Lalu bagaimana apabila suatu perusahaan asuransi gagal dalam memenuhi kewajibannya kepada masyarakat? Ambil contoh, apabila kita memiliki asuransi pendidikan yang akan jatuh tempo di tahun 2025, namun perusahaan asuransi kita sudah lebih dahulu pailit di tahun 2018, siapa yang akan membayar kepada kita ?
Sebagai langkah preventif, aspek prudential dalam asuransi sebenarnya diatur cukup ketat untuk mengcover berbagai kejadian seperti di atas. Sebut saja persyaratan solvabilitas berbasis risiko yang harus di atas 120% maupun kewajiban setiap perusahaan untuk memiliki dana jaminan yang dijadikan sebagai senjata pamungkas apabila perusahaan tersebut dilikuidasi.
Tetapi, apakah dana tersebut cukup untuk membayar polis-polis asuransi yang pailit?
Asuransi juga butuh dijamin, sederhananya seperti itu. Dibutuhkan sebuah mekanisme seperti LPS yang dapat melindungi dana nasabah yang dikelola oleh perusahaan asuransi.
Untuk menangkal hal tersebut, munculah konsep sebuah lembaga yang memiliki kemampuan untuk menjamin polis dari suatu asuransi apabila perusahaan tersebut gagal memenuhi kewajibannya. Di luar negeri, lembaga ini disebut “Policyholder Protection Fund” atau Lembaga Penjamin Polis (LPP).
Kegiatan operasional yang paling dasar dari LPP ini adalah memberikan kompensasi kepada penerima klaim yang berhak (eligible insurance claimants) setelah perusahaan asuransi dinyatakan insolven. Uangnya berasal dari iuran tiap-tiap perusahaan asuransi yang dikelola untuk sewaktu-waktu digunakan apabila ada asuransi yang pailit.
Urgensi Nasional
Isu mengenai keberadaan Lembaga Penjamin Polis memang menjadi isu yang cukup penting. Mengingat mengingat industri asuransi memiliki asset paling besar diantara Industri Keuangan Non Bank lainnya.
Tercatat berdasarkan data OJK pada Juni 2018, nilai total asset industri asuransi kita (komersial, wajib dan sosial) mencapai 1.150 Triliun atau meningkat sebesar 13,61% secara YoY. Apalagi potensi pasar kita masih sangat terbuka. Hal ini dapat dilihat baik dari segi penetrasi maupun densitas asuransi yang masih kalah jauh dibandingkan dengan negara tetangga kita.
Dengan total asset yang begitu besar, jaring pengaman industri asuransi mutlak harus dibentuk agar dapat meminimalisir dampak risiko katastropik yang dapat terjadi. Oleh karena itu setidaknya ada beberapa hal yang menjadi pertimbangan mengenai urgensi untuk membentuk LPP di Indonesia.

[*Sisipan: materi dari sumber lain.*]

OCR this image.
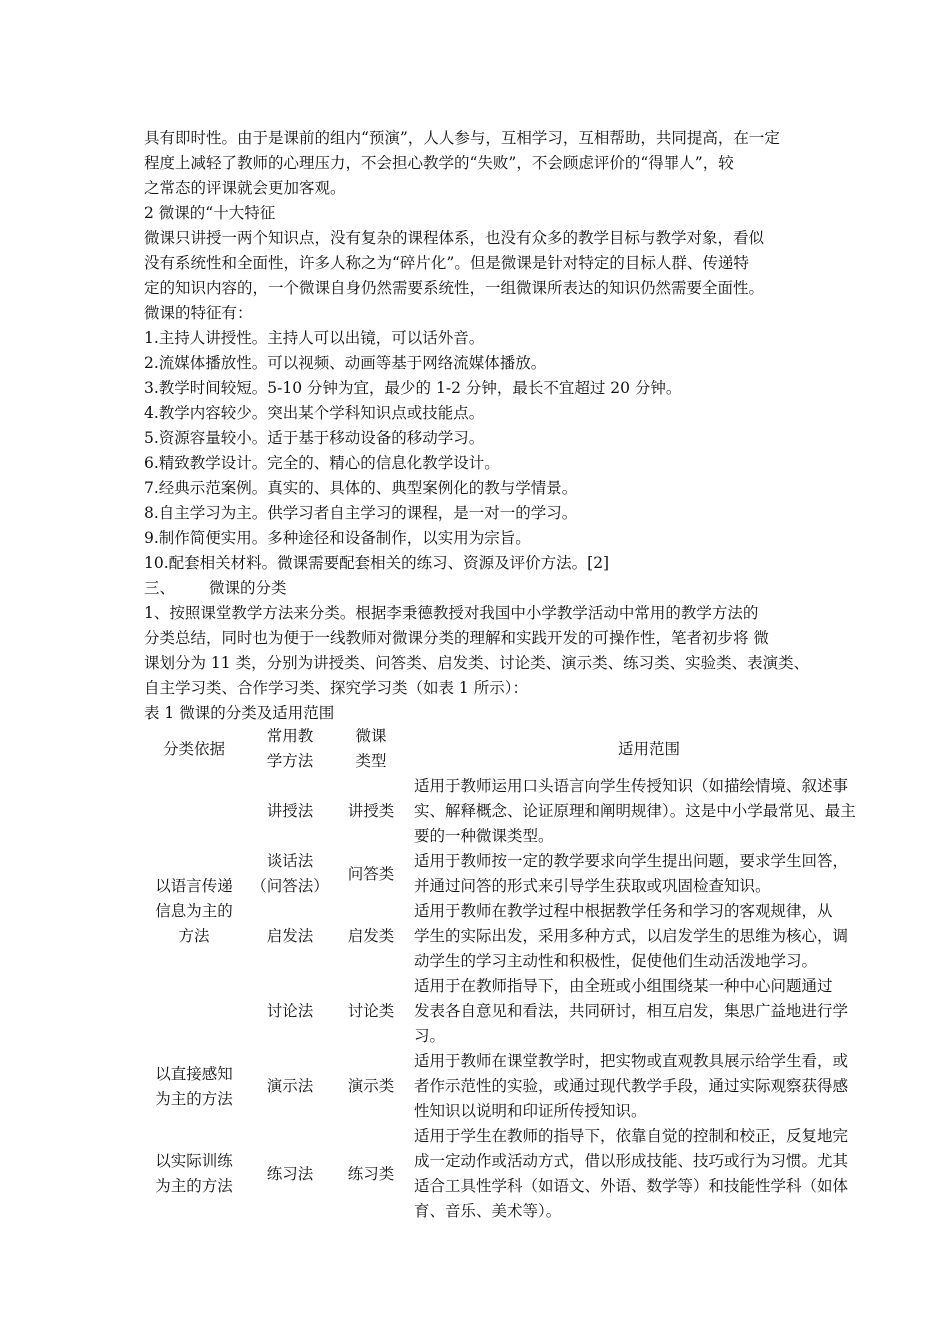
具有即时性。由于是课前的组内“预演”，人人参与，互相学习，互相帮助，共同提高，在一定

程度上减轻了教师的心理压力，不会担心教学的“失败”，不会顾虑评价的“得罪人”，较

之常态的评课就会更加客观。

2 微课的“十大特征

微课只讲授一两个知识点，没有复杂的课程体系，也没有众多的教学目标与教学对象，看似

没有系统性和全面性，许多人称之为“碎片化”。但是微课是针对特定的目标人群、传递特

定的知识内容的，一个微课自身仍然需要系统性，一组微课所表达的知识仍然需要全面性。

微课的特征有：

1.主持人讲授性。主持人可以出镜，可以话外音。

2.流媒体播放性。可以视频、动画等基于网络流媒体播放。

3.教学时间较短。5-10 分钟为宜，最少的 1-2 分钟，最长不宜超过 20 分钟。

4.教学内容较少。突出某个学科知识点或技能点。

5.资源容量较小。适于基于移动设备的移动学习。

6.精致教学设计。完全的、精心的信息化教学设计。

7.经典示范案例。真实的、具体的、典型案例化的教与学情景。

8.自主学习为主。供学习者自主学习的课程，是一对一的学习。

9.制作简便实用。多种途径和设备制作，以实用为宗旨。

10.配套相关材料。微课需要配套相关的练习、资源及评价方法。[2]

三、 微课的分类

1、按照课堂教学方法来分类。根据李秉德教授对我国中小学教学活动中常用的教学方法的

分类总结，同时也为便于一线教师对微课分类的理解和实践开发的可操作性，笔者初步将 微

课划分为 11 类，分别为讲授类、问答类、启发类、讨论类、演示类、练习类、实验类、表演类、

自主学习类、合作学习类、探究学习类（如表 1 所示）：

表 1 微课的分类及适用范围

分类依据	常用教
学方法	微课
类型	适用范围
以语言传递
信息为主的
方法	讲授法	讲授类	适用于教师运用口头语言向学生传授知识（如描绘情境、叙述事
实、解释概念、论证原理和阐明规律）。这是中小学最常见、最主
要的一种微课类型。
	谈话法
（问答法）	问答类	适用于教师按一定的教学要求向学生提出问题，要求学生回答，
并通过问答的形式来引导学生获取或巩固检查知识。
	启发法	启发类	适用于教师在教学过程中根据教学任务和学习的客观规律，从
学生的实际出发，采用多种方式，以启发学生的思维为核心，调
动学生的学习主动性和积极性，促使他们生动活泼地学习。
	讨论法	讨论类	适用于在教师指导下，由全班或小组围绕某一种中心问题通过
发表各自意见和看法，共同研讨，相互启发，集思广益地进行学
习。
以直接感知
为主的方法	演示法	演示类	适用于教师在课堂教学时，把实物或直观教具展示给学生看，或
者作示范性的实验，或通过现代教学手段，通过实际观察获得感
性知识以说明和印证所传授知识。
以实际训练
为主的方法	练习法	练习类	适用于学生在教师的指导下，依靠自觉的控制和校正，反复地完
成一定动作或活动方式，借以形成技能、技巧或行为习惯。尤其
适合工具性学科（如语文、外语、数学等）和技能性学科（如体
育、音乐、美术等）。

Pertama, Pembentukan LPP merupakan amanat dari Pasal 53 Undang-Undang No.40 Tahun 2014 tentang Perasuransian. Di dalamnya dijelaskan bahwa UU mengenai program penjaminan polis harus dibentuk paling lama 3 tahun sejak UU 40/2014 diundangkan atau pada tahun 2017 kemarin.
Nah, hal ini secara langsung berarti menyiratkan bahwa secara yuridis LPP (nantinya) memiliki kewenangan atributif untuk melaksanakan usaha penjaminan polis di Indonesia.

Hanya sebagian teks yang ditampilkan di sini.